Monday, May 21, 2012

Untitled Thoughts

I get control over such impending things now. Never will I let myself be lost and blinded from reaching within greater capacity just because of mine flaws and vulnerabilities. I have to admit I am once in a while a depositor of negative feelings, and I quite wipe out the bank of positive stuff. Yet knowing that doesn't mean I am a loser in this complicated game called life, nor I claim to be one. I strive to the nth level to always remain positive in spite daily knots.

Still another thought for the soul and give way to ponder. A great and incredible fighting spirit is necessary to survive the perilous times today. If you keep on thinking you are just a single blotted dust in this vast universe, it will start feeding your mind how unworthy you are to follow and catch after your dreams. Unless and only until you drag out those thoughts off yourself, that mentality will constantly keep on throwing failure stones at you. In case if that's just how you think of it. Expect the result: Zero-confidence-o-meter.

Thank God I am strong enough to conquer those forces of adversity for I have learned to love the beauty of my imperfections. If you only know me by name but not in nature, you might be having a hard time figuring this out. This may seem not too obvious for you to realize if it just happened that you only talked to me once and twice, or even thrice. Lol I kid I know I am being so corny right now. I can feel I am over reacting here. This is not actually a very serious issue like telling you I wanna die right now haha. Kidding aside, I still want to have my marriage contract on hand and children first before finally going down the grave. Hihi.

Some of my closest friends know my endeavors and I use to tell them my everyday story. Occasionally, doubts and fears and insecurities also hit my sleeves just like everyone else. Yet just as how I wish they can hear me out saying that deep down my bosom, I know comparison will never make a good difference but would only worsen the situation. I acknowledge myself for who I am, where I came from and I always make a stand to be held liable for my every decision. To sup from the cup of clarity, here are the details.

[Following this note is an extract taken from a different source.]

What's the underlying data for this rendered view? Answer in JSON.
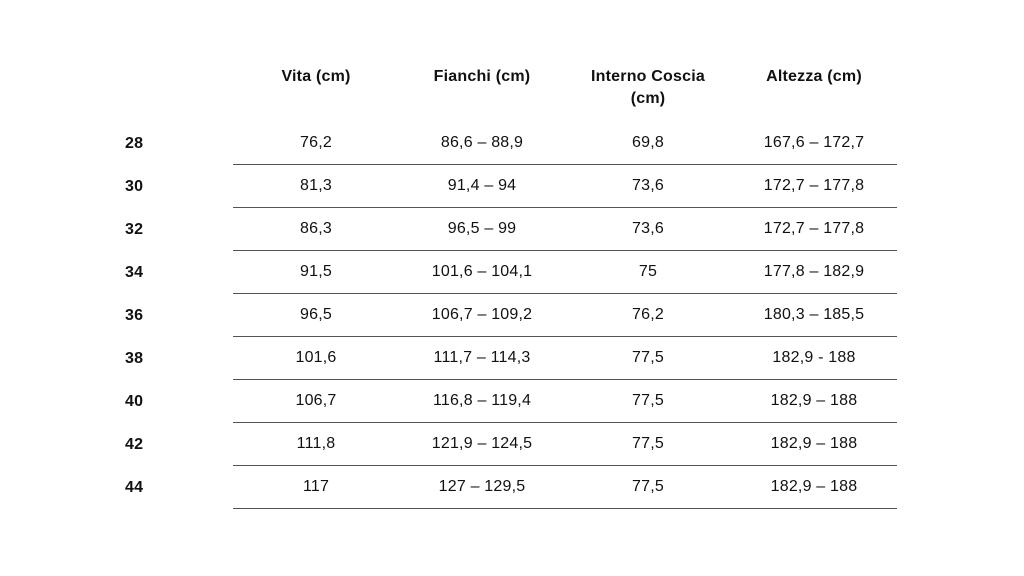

I know and won't deny I am just a simple girl with an average living. Status in life is counted in the middle-class. They say sweet, smart and talented. Gospel-oriented most especially. My immediate family doesn't belong to the rich class society, and even though we have a bunch of so wealthy relatives from the both sides, I don't develop self-pity or envy! Plain living is what makes me and I am proud of that. Jona is a city girl but not living the way like a typical city gal would most likely do. I mean I don't go with the flow of the latest fashion trends and I obey the dressing standards of our church. You know self-expression is absolutely at it's best when a woman grooms herself well and wears modest clothing. It's definitely one of the most basic things you need to do if you are in preparation to meet the Lord someday, face to face. Remember as a daughter of God, you can also become fashionable in your own way by choosing to follow the commandments of your Heavenly Father -- more unique and far from the world's huge icons and influences as it may seem.

Okay let's get started. :)) Since we all have our own little life surprises and worries (a normal thing), I need not to exclude myself from it. Truth be spoken, the only reason that causes all these dramas is just that a great curiosity suddenly booms in my head of what will happen today and in the future to come.. By that time I will reach the age of pure independence as an adult. Maybe in my 20's to be specific. Silly haha!

I bet everyone has put up the "What-if" type of questions even once in their lifetime. They inevitably act as part of our everyday dealings, most especially when you aren't sure enough of what will be the outcome. These are usually the commonly-asked questions by a person who needs double assurance. Sometimes those lame questions also tend to give a full blow of pessimism. Like.. "What if I am incapable of.. What if I will never and no longer.. What if I make the biggest mistake.. And more what if blah blah blah.." Then after will be followed next by thoughts, "What will happen then? What am I gonna do? How would I get through?" Only if what-ifs would be perceived as a mean of bringing out the best in a person instead of weighing troubles, how wonderful it is if they would be settled up tightly in our heads all day long hoping to get things straight. I think of that. I am at times one of the "What-if" people. Haha.

Even so, while there is a whole array of lightning thunders striking toward me, there is also a mishmash of tiny raindrops, sweet dew and colorful rainbows happily lingering on me. They are my ever awe-inspiring keepsakes that keep me going. Could be some rewarding experiences, something that has a sentimental value, or just simply the person who means the world to me! Dang, here we go again cheesy punchlines. You never fail to give me the bottom line in a one of a kind topic like this! Awkward. XD

Wait a minute, so it turns out I am speaking random and nonsense things already. You see I just make things more intricate without actually a sense of direction haha. Even I don't get enough of these vague and out-of-the-world ideas. Pardon me for your involvement with my so much teenage drama! They are not really profitable at all to the mankind. Hahaha. Perchance to be able to just meet the need of letting out random thoughts in an outlet, success! Anyhow that is also what blogging is basically for, right? For reflecting purposes. =D

Alright hands up! I have to concede I am already depriving you here the right to enjoy good blog readings. =X So for now everything ends here.